Pasaron 45 minutos. Las personas, para ser vacunadas, entraban en grupos de once, hasta que llegó nuestro turno. No podía más de la alegría. Sentí que me estaban inyectando esperanza.

Le agradecí tanto a la señorita, porque de verdad yo estaba resignada a esperar a que algún día me iba a llegar la vacuna, pero llegó antes.

Llovía, hacía frío, moría de hambre y quería toser libre. Pero, pese a todo, sentía que brillaba de lo contenta que estaba.

Salimos y decidimos caminar hasta encontrar una hueca donde comer, pero toda mi esperanza se desplomó. Sentí que Quito se encuentra a la deriva: descuidada y abandonada. Me impresionó que en algunas veredas no se pueda ya ni caminar.

Los vendedores ponen sus productos en el suelo para exhibirlos. Yo, que soy compradora compulsiva de tonteras, me enervé. Quería comprar unas pijamas que costaban USD 5 para mis hijos, pero fueron tales el griterío y las miles de ofertas simultáneas, que me aturdí y no compré nada. Me sentí acosada. 

Las calles llenas de basura. Las paredes rayadas con grafitis mal hechos y la gente muy agresiva.

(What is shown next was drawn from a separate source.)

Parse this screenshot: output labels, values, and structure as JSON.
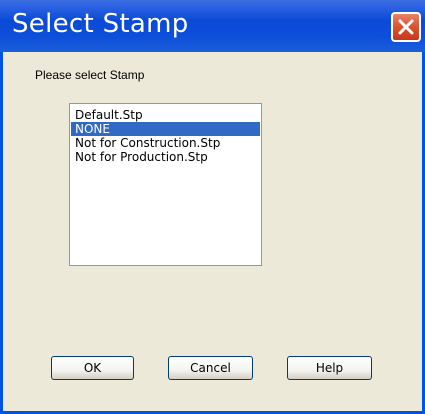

Los buses pasaban a tal velocidad que el peatón no tenía más remedio que subirse a la vereda y pisar los productos de venta, aguantar los insultos y decir: “Perdón, perdón…”

Antes de la pandemia, íbamos bastante al Centro Histórico y juro que, aunque llovía a cántaros, Quito brillaba, y las huecas nos esperaban para escampar.

Otra cosa que me impresionó es el pésimo estado de los parterres. Al cruzar las calles tuvimos que esquivar hierba larga, caca de perro y basura tirada.

Mi marido me agarraba la mano para que caminara más rápido, y así no mojarnos tanto. A la velocidad que íbamos, me di cuenta de que los almacenes tienen la pésima costumbre de sacar unos parlantes gigantes y poner música horrible para promocionar su negocio. No hay cómo conversar. 

Pasamos por el Parque El Ejido. Me dio mucha pena ver a un lugar tan bello en ese estado de abandono, sucio y con ventas absolutamente desordenadas en la mitad del camino.

Llegamos al auto y, por fin, sentí paz: un momento de silencio, un rato de no ver tanto alboroto y de no sentir que, como peatón, uno es un estorbo. 

Bajamos al Valle y en el trébol nos tocó un tráfico infernal. Abrí un poco la ventana, pero del susto la volví a cerrar. Vi a un grupo de cinco chicos que hacían malabares fumando droga, sin discreción alguna. Me fijé que uno afilaba, en el borde del redondel, sus cuchillos.

La policía estaba dirigiendo el tráfico.

Toda mi alegría y esperanza de estar vacunada se fueron al darme cuenta de que Quito está en cuidados intensivos, no hay oxígeno que le salve, ni vacuna que la inmunice.